Process modeling is also used by application solution vendors to describe the business processes they support as a means to better communicate with business users. Performing business process modeling for a large application solution that encompasses multiple domain contexts (e.g. WebSphere® Commerce offered by International Business Machines Corporation) presents a unique challenge. In many instances, the business processes in each of the multiple domain contexts are very similar with the exception of some variations in sub-processes at the “leaves” of the process tree.
FIG. 1 depicts a process tree 10A for a first specific context (e.g., business to consumer (B2C)) and a process tree 10B for a second specific context (e.g., business to business (B2B)). It can be seen that the two trees appear identical except for processes P1.2.2.x (see reference number 12) and P1.2.2.y (see reference number 13) on the lower right corner of trees 10A-B. These are two variations of the same process P1.2.2, one for B2C and one for B2B. Such differences make modeling process trees 10A-B a problem. Specifically, process P1.2 (see reference number 11) cannot be modeled to use both P1.2.2.x and P1.2.2.y. Rather, it can only be modeled to use one of them and two versions of P1.2 will result. One version (P1.2.x) will result for the B2C context to use P1.2.2.x (reference number 12) and another version (P1.2.y) will result for the B2B context to utilize P1.2.2.y (reference number 13).

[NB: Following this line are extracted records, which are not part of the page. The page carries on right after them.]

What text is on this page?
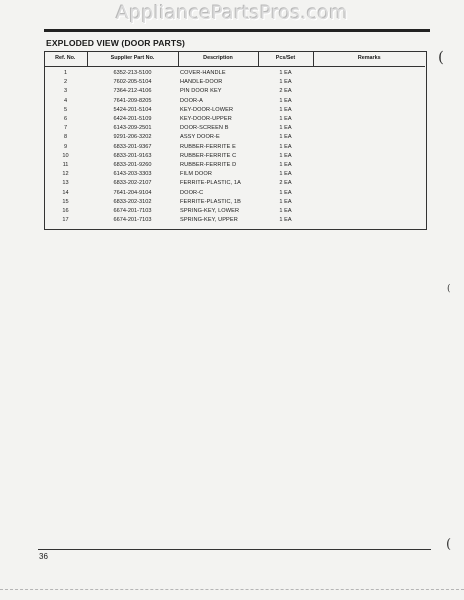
AppliancePartsPros.com
EXPLODED VIEW (DOOR PARTS)
Ref. No.	Supplier Part No.	Description	Pcs/Set	Remarks
1	6352-213-5100	COVER-HANDLE	1 EA	
2	7602-205-5104	HANDLE-DOOR	1 EA	
3	7364-212-4106	PIN DOOR KEY	2 EA	
4	7641-209-8205	DOOR-A	1 EA	
5	5424-201-5104	KEY-DOOR-LOWER	1 EA	
6	6424-201-5109	KEY-DOOR-UPPER	1 EA	
7	6143-209-2501	DOOR-SCREEN B	1 EA	
8	9291-206-3202	ASSY DOOR-E	1 EA	
9	6833-201-9367	RUBBER-FERRITE E	1 EA	
10	6833-201-9163	RUBBER-FERRITE C	1 EA	
11	6833-201-9260	RUBBER-FERRITE D	1 EA	
12	6143-203-3303	FILM DOOR	1 EA	
13	6833-202-2107	FERRITE-PLASTIC, 1A	2 EA	
14	7641-204-9104	DOOR-C	1 EA	
15	6833-202-3102	FERRITE-PLASTIC, 1B	1 EA	
16	6674-201-7103	SPRING-KEY, LOWER	1 EA	
17	6674-201-7103	SPRING-KEY, UPPER	1 EA	
(
(
(
36
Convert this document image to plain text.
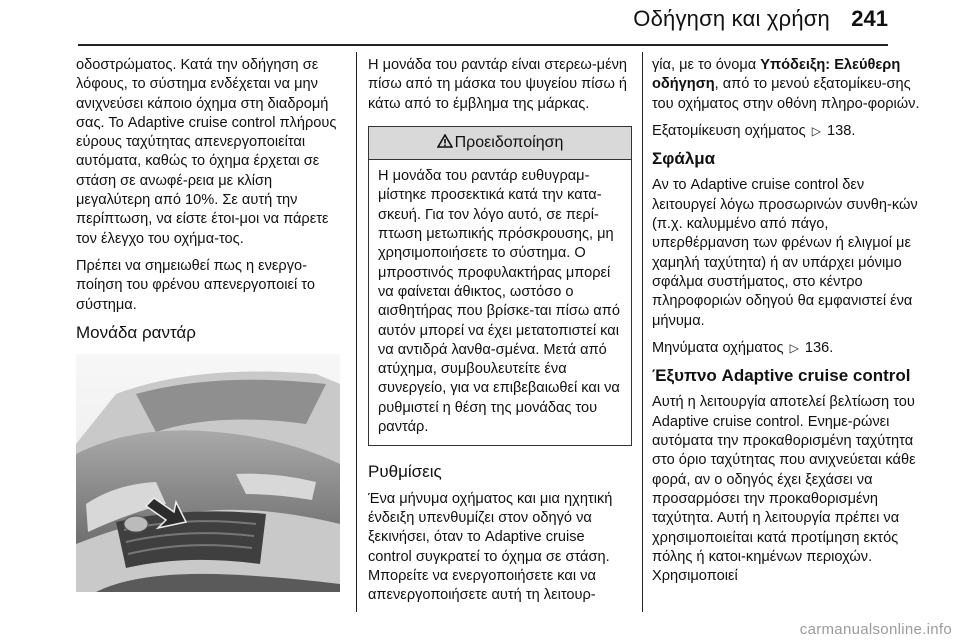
Οδήγηση και χρήση 241

οδοστρώματος. Κατά την οδήγηση σε λόφους, το σύστημα ενδέχεται να μην ανιχνεύσει κάποιο όχημα στη διαδρομή σας. Το Adaptive cruise control πλήρους εύρους ταχύτητας απενεργοποιείται αυτόματα, καθώς το όχημα έρχεται σε στάση σε ανωφέ-ρεια με κλίση μεγαλύτερη από 10%. Σε αυτή την περίπτωση, να είστε έτοι-μοι να πάρετε τον έλεγχο του οχήμα-τος.

Πρέπει να σημειωθεί πως η ενεργο-ποίηση του φρένου απενεργοποιεί το σύστημα.

Μονάδα ραντάρ

Η μονάδα του ραντάρ είναι στερεω-μένη πίσω από τη μάσκα του ψυγείου πίσω ή κάτω από το έμβλημα της μάρκας.

Προειδοποίηση
Η μονάδα του ραντάρ ευθυγραμ-μίστηκε προσεκτικά κατά την κατα-σκευή. Για τον λόγο αυτό, σε περί-πτωση μετωπικής πρόσκρουσης, μη χρησιμοποιήσετε το σύστημα. Ο μπροστινός προφυλακτήρας μπορεί να φαίνεται άθικτος, ωστόσο ο αισθητήρας που βρίσκε-ται πίσω από αυτόν μπορεί να έχει μετατοπιστεί και να αντιδρά λανθα-σμένα. Μετά από ατύχημα, συμβουλευτείτε ένα συνεργείο, για να επιβεβαιωθεί και να ρυθμιστεί η θέση της μονάδας του ραντάρ.
Ρυθμίσεις

Ένα μήνυμα οχήματος και μια ηχητική ένδειξη υπενθυμίζει στον οδηγό να ξεκινήσει, όταν το Adaptive cruise control συγκρατεί το όχημα σε στάση. Μπορείτε να ενεργοποιήσετε και να απενεργοποιήσετε αυτή τη λειτουρ-

γία, με το όνομα Υπόδειξη: Ελεύθερη οδήγηση, από το μενού εξατομίκευ-σης του οχήματος στην οθόνη πληρο-φοριών.

Εξατομίκευση οχήματος ▷ 138.

Σφάλμα

Αν το Adaptive cruise control δεν λειτουργεί λόγω προσωρινών συνθη-κών (π.χ. καλυμμένο από πάγο, υπερθέρμανση των φρένων ή ελιγμοί με χαμηλή ταχύτητα) ή αν υπάρχει μόνιμο σφάλμα συστήματος, στο κέντρο πληροφοριών οδηγού θα εμφανιστεί ένα μήνυμα.

Μηνύματα οχήματος ▷ 136.

Έξυπνο Adaptive cruise control

Αυτή η λειτουργία αποτελεί βελτίωση του Adaptive cruise control. Ενημε-ρώνει αυτόματα την προκαθορισμένη ταχύτητα στο όριο ταχύτητας που ανιχνεύεται κάθε φορά, αν ο οδηγός έχει ξεχάσει να προσαρμόσει την προκαθορισμένη ταχύτητα. Αυτή η λειτουργία πρέπει να χρησιμοποιείται κατά προτίμηση εκτός πόλης ή κατοι-κημένων περιοχών. Χρησιμοποιεί

carmanualsonline.info
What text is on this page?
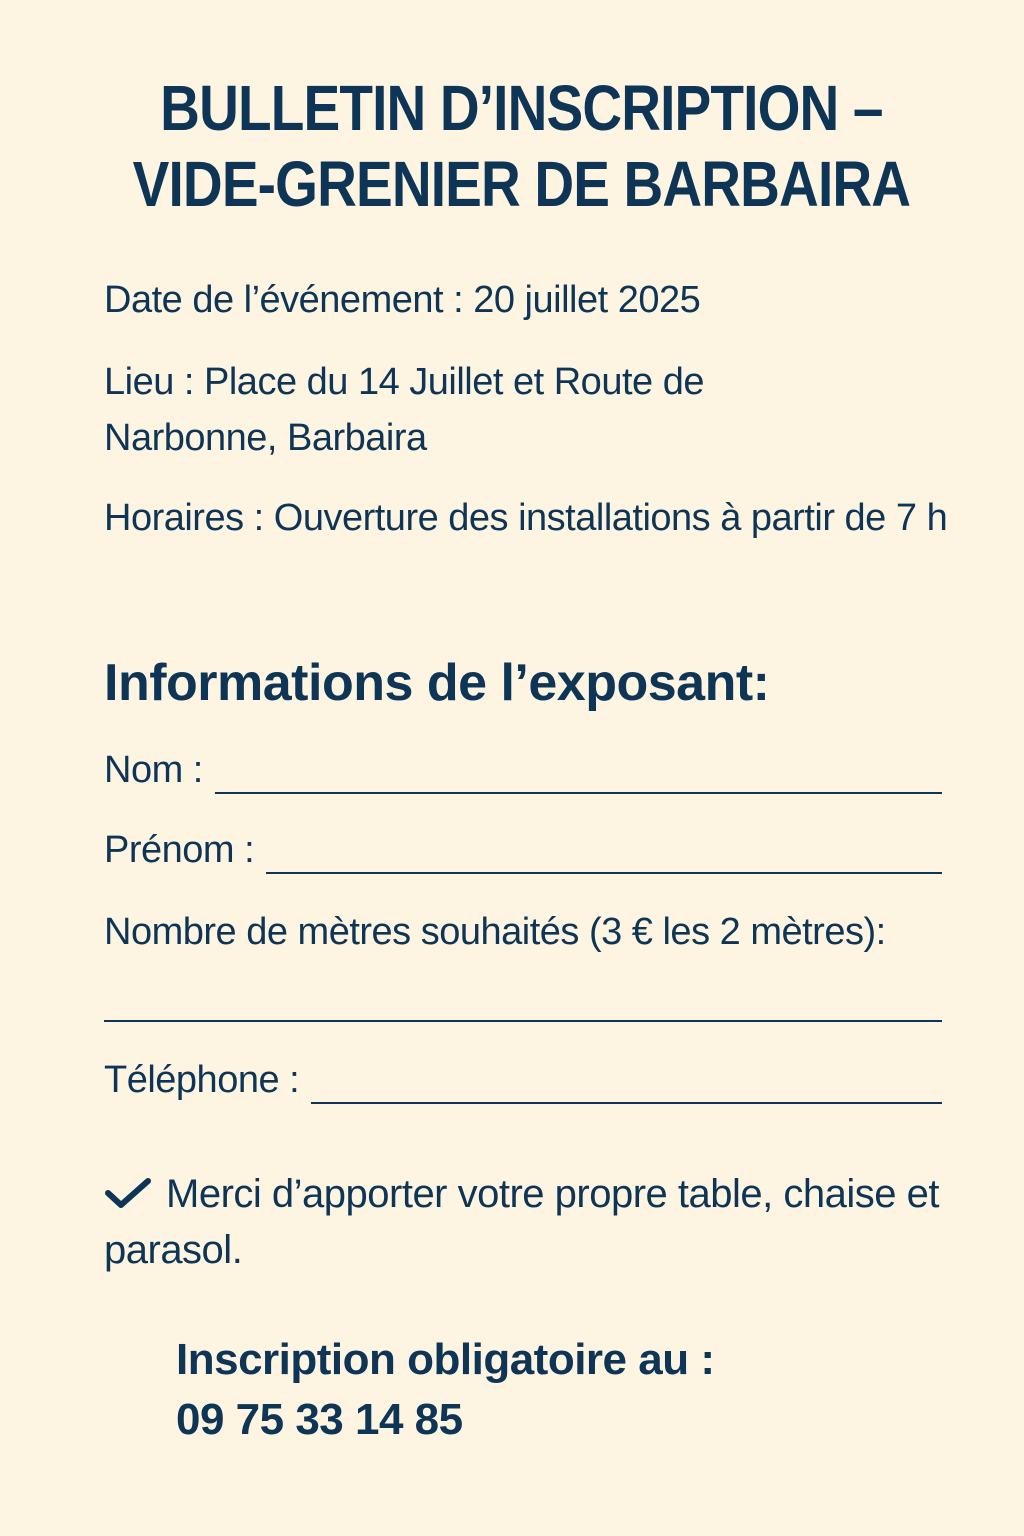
BULLETIN D’INSCRIPTION –
VIDE-GRENIER DE BARBAIRA

Date de l’événement : 20 juillet 2025

Lieu : Place du 14 Juillet et Route de Narbonne, Barbaira

Horaires : Ouverture des installations à partir de 7 h

Informations de l’exposant:
Nom :
Prénom :
Nombre de mètres souhaités (3 € les 2 mètres):
Téléphone :

Merci d’apporter votre propre table, chaise et parasol.

Inscription obligatoire au :
09 75 33 14 85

Once this starts to occur, the phenomenon will propagate up process trees 10A-B and can soon result in process trees 10C-D as shown in FIG. 2. Since P1.x (see reference number 14) and P1.y (see reference number 15) —and similarly for P1.2x (see reference number 16) and P1.2y (see reference number 17)—are essentially the same process, having two variations of it creates management and maintenance problems. This is especially the case for process trees having a multitude of processes and many levels of depth, which means that the problem described here would be amplified and become unmanageable. Another dimension is the number of contexts supported, which could significantly increase the complexity of the problem. One current approach is to have both P1.2.2.x (reference number 12) and P1.2.2.y (reference number 13) defined in a single process P1.2.2 (see reference number 18), as shown in process tree 10E of FIG. 3. Unfortunately, this approach does not work well for tools that perform integrity checking during the modeling. Also, this approach would invalidate the potential of running process simulation or generating to process flow runtime (e.g. BPEL). Still yet, this approach would complicate generation with respect to UML artifacts for implementation.
In view of the foregoing, there exists a need for a solution that solves at least one of the above-mentioned problems.